Faire le plein, payer sa facture d’énergie ou simplement se déplacer coûte plus cher depuis plusieurs semaines. Dans ce contexte, le gouvernement fédéral a fini par s’entendre sur une série de mesures pour tenter d’alléger la pression. L’accord trouvé vise à apporter un soutien ciblé, même si celui-ci reste limité dans le temps.
Le conseil ministériel restreint a validé une enveloppe de 80 millions d’euros pour financer ces mesures. Elles seront appliquées entre mai et juillet, avec environ 20 millions d’euros par mois. L’objectif est d’apporter un coup de pouce rapide face à la hausse des dépenses liées à l’énergie et aux déplacements.
Cet accord n’a pas été simple à trouver. Les discussions ont duré plusieurs semaines, avec des positions parfois opposées entre les partis de la majorité. Le compromis final repose sur des aides ciblées, destinées aux publics les plus exposés.
Un soutien renforcé pour les déplacements domicile-travail
La principale mesure concerne les trajets domicile-travail, qui pèsent de plus en plus dans le budget. Le gouvernement veut encourager les employeurs à augmenter leur intervention grâce à une incitation fiscale. Concrètement, chaque hausse pourra être compensée à hauteur de 20 %, avec un plafond de 10 centimes par kilomètre.
Pour les travailleurs, ce supplément sera exonéré d’impôt. L’idée est d’augmenter le pouvoir d’achat sans alourdir la charge fiscale. Les entreprises qui ne proposent pas encore ce type d’indemnité seront aussi incitées à le faire.

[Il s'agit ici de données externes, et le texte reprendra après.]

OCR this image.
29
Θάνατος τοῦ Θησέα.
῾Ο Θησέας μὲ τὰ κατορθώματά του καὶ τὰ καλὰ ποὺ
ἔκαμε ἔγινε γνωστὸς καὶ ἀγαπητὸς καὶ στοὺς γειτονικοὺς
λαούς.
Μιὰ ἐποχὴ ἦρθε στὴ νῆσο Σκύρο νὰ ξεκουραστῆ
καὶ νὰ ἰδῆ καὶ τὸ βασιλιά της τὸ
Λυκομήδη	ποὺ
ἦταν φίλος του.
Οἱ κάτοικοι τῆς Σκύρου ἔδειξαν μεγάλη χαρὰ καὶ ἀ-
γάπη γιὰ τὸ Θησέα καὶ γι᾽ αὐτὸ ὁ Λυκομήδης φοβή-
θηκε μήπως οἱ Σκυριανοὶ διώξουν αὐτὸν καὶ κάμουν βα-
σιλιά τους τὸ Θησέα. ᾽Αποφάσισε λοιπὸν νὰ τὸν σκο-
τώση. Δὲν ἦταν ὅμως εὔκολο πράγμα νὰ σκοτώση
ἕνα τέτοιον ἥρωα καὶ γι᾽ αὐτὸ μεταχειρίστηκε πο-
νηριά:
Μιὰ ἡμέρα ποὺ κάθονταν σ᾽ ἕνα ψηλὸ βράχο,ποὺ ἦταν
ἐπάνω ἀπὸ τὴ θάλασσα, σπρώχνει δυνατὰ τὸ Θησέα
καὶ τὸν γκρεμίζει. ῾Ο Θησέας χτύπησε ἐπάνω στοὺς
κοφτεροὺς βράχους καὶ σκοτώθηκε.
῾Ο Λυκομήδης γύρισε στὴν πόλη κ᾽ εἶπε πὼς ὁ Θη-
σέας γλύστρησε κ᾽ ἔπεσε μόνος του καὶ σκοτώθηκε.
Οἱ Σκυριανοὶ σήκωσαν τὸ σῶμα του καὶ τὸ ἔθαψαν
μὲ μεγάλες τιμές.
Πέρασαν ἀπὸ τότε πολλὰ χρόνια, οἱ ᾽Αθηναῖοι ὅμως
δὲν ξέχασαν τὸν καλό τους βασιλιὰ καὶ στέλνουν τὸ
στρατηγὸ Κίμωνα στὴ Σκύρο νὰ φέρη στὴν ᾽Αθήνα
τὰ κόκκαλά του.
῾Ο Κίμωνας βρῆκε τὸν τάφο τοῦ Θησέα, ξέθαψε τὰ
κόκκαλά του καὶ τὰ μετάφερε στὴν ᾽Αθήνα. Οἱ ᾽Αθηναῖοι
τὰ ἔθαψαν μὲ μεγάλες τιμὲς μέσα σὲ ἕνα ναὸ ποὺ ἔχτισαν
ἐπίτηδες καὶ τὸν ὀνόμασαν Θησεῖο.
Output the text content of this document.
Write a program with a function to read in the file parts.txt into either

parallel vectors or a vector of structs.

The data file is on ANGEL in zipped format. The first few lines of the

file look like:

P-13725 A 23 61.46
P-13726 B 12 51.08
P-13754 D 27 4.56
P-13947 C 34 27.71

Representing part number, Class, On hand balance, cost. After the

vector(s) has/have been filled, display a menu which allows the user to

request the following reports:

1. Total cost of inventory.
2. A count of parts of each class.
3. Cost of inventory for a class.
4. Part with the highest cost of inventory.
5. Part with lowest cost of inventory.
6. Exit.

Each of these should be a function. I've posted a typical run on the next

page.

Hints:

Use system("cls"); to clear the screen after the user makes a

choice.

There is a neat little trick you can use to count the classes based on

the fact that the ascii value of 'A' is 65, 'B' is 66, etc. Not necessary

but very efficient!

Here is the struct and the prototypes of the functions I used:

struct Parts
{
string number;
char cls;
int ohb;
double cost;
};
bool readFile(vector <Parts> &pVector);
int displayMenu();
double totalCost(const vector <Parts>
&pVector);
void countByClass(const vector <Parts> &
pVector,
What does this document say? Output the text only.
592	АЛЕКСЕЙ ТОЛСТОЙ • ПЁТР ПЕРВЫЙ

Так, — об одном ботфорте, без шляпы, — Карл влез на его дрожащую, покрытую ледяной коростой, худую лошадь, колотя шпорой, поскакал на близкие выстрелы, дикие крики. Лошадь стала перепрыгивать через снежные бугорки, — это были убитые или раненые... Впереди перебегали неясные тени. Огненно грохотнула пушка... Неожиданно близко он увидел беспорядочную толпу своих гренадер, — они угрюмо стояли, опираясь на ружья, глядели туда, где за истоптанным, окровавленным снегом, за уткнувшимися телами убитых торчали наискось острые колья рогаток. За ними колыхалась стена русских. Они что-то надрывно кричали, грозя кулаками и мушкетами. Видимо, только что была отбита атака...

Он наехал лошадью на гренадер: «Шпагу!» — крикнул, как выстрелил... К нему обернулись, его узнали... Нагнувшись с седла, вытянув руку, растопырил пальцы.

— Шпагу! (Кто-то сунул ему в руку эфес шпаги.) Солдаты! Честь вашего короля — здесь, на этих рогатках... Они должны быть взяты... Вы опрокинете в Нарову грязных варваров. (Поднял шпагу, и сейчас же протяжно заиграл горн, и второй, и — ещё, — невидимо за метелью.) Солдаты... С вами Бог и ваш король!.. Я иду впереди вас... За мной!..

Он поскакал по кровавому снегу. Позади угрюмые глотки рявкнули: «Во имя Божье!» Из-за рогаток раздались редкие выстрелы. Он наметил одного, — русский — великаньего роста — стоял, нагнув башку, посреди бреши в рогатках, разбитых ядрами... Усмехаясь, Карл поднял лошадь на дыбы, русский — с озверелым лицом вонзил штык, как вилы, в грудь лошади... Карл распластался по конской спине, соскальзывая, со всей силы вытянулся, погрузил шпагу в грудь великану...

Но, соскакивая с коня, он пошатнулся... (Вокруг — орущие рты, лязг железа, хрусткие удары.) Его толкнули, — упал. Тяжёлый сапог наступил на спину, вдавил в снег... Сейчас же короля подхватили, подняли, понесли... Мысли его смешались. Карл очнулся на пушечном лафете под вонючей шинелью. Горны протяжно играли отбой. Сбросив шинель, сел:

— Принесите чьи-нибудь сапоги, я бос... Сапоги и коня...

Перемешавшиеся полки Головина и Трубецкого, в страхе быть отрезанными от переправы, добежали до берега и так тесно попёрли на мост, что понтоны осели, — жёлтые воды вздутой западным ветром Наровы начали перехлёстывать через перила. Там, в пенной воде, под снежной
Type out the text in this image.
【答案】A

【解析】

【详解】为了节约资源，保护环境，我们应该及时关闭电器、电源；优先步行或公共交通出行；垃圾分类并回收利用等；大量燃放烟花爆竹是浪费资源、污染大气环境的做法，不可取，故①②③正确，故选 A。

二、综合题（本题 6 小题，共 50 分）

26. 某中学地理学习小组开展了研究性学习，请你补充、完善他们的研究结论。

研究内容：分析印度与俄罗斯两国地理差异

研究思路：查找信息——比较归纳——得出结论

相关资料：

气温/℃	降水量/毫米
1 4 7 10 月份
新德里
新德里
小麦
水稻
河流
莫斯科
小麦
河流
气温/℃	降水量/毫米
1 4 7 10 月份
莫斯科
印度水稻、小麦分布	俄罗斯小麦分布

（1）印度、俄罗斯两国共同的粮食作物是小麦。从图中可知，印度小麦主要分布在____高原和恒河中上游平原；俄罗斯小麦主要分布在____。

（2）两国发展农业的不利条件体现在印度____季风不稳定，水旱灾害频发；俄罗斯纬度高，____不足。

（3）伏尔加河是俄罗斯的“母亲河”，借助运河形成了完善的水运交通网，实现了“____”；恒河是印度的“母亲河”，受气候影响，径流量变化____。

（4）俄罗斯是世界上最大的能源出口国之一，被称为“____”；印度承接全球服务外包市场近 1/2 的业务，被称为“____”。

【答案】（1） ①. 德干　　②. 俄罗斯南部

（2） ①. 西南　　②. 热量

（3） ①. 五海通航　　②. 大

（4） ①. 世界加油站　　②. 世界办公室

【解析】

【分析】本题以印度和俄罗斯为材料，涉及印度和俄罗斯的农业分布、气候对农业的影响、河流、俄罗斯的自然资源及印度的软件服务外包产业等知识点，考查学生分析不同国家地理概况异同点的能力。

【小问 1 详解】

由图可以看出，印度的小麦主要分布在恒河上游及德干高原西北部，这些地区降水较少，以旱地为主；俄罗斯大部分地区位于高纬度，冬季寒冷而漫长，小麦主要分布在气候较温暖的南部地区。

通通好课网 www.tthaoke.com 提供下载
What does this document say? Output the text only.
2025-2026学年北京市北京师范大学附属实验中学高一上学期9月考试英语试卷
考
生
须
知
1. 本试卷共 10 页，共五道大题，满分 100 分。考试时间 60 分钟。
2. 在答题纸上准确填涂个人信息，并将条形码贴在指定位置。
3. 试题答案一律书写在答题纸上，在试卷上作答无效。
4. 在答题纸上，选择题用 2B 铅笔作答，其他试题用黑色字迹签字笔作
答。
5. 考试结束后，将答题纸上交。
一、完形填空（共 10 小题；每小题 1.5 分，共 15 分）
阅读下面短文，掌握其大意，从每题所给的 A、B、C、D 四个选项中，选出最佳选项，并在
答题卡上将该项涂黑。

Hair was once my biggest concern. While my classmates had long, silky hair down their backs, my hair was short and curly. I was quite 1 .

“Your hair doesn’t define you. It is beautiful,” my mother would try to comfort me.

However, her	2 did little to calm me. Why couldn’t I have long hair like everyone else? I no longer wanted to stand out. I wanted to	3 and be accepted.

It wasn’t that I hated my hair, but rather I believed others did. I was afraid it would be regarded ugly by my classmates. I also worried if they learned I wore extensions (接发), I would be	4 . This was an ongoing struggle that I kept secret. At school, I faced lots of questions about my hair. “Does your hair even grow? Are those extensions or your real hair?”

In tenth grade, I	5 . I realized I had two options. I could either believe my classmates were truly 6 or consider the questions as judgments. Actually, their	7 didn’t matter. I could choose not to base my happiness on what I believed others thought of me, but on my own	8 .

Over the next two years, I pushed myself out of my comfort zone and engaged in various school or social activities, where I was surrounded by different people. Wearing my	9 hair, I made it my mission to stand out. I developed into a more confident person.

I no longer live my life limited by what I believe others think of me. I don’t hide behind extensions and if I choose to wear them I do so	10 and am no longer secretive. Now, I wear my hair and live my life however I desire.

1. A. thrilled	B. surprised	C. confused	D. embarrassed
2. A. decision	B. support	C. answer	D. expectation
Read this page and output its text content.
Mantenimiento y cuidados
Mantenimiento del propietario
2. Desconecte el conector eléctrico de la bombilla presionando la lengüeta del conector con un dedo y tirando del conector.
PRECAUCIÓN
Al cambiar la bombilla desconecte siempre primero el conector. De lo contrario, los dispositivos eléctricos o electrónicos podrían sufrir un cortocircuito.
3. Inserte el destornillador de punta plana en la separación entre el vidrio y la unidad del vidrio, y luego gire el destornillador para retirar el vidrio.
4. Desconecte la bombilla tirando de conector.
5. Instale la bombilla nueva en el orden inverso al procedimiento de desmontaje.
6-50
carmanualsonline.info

Une adaptation pour les travailleurs utilisant leur véhicule
Certains travailleurs, comme les aides à domicile, utilisent leur voiture personnelle tous les jours pour travailler. Pour eux, une adaptation est prévue. Le calcul de l’indemnité kilométrique sera revu pour mieux refléter les prix actuels à la pompe. Cette mesure s’appliquera pour les mois d’avril, mai et juin, rapporte RTL.
Les montants maximums vont donc augmenter, ce qui permettra de mieux couvrir les frais réels. L’objectif est d’éviter que ces travailleurs ne supportent seuls la hausse des coûts.
Une aide ciblée pour le chauffage des ménages vulnérables
Du côté du chauffage, le soutien vise les ménages les plus fragiles. Une enveloppe de 15 millions d’euros sera injectée dans les dispositifs existants, comme le Fonds social mazout et le Fonds gaz et électricité. Ces aides passent notamment par les CPAS. En parallèle, l’augmentation des accises sur le gaz et le mazout est reportée au-delà du 1er juillet.
Ce report doit éviter une hausse immédiate des factures, dans un contexte déjà tendu pour de nombreux foyers.
Des bénéficiaires variés et des mesures complémentaires pour réduire les coûts de l’énergie
Les mesures concernent plusieurs profils : travailleurs, indépendants, agriculteurs et ménages en difficulté. Certaines dispositions visent aussi à soulager la trésorerie de certains secteurs, sans coût direct pour l’État. Le gouvernement prévoit aussi d’agir sur les comportements. Une campagne doit encourager des solutions comme le covoiturage, le télétravail ou encore les économies d’énergie.
L’objectif est de limiter la consommation dans un contexte de tension sur les prix. Ces mesures ne sont prévues que pour trois mois, avec une possible réévaluation selon l’évolution de la situation. Le gouvernement veut garder une marge de manœuvre face à un contexte international encore instable.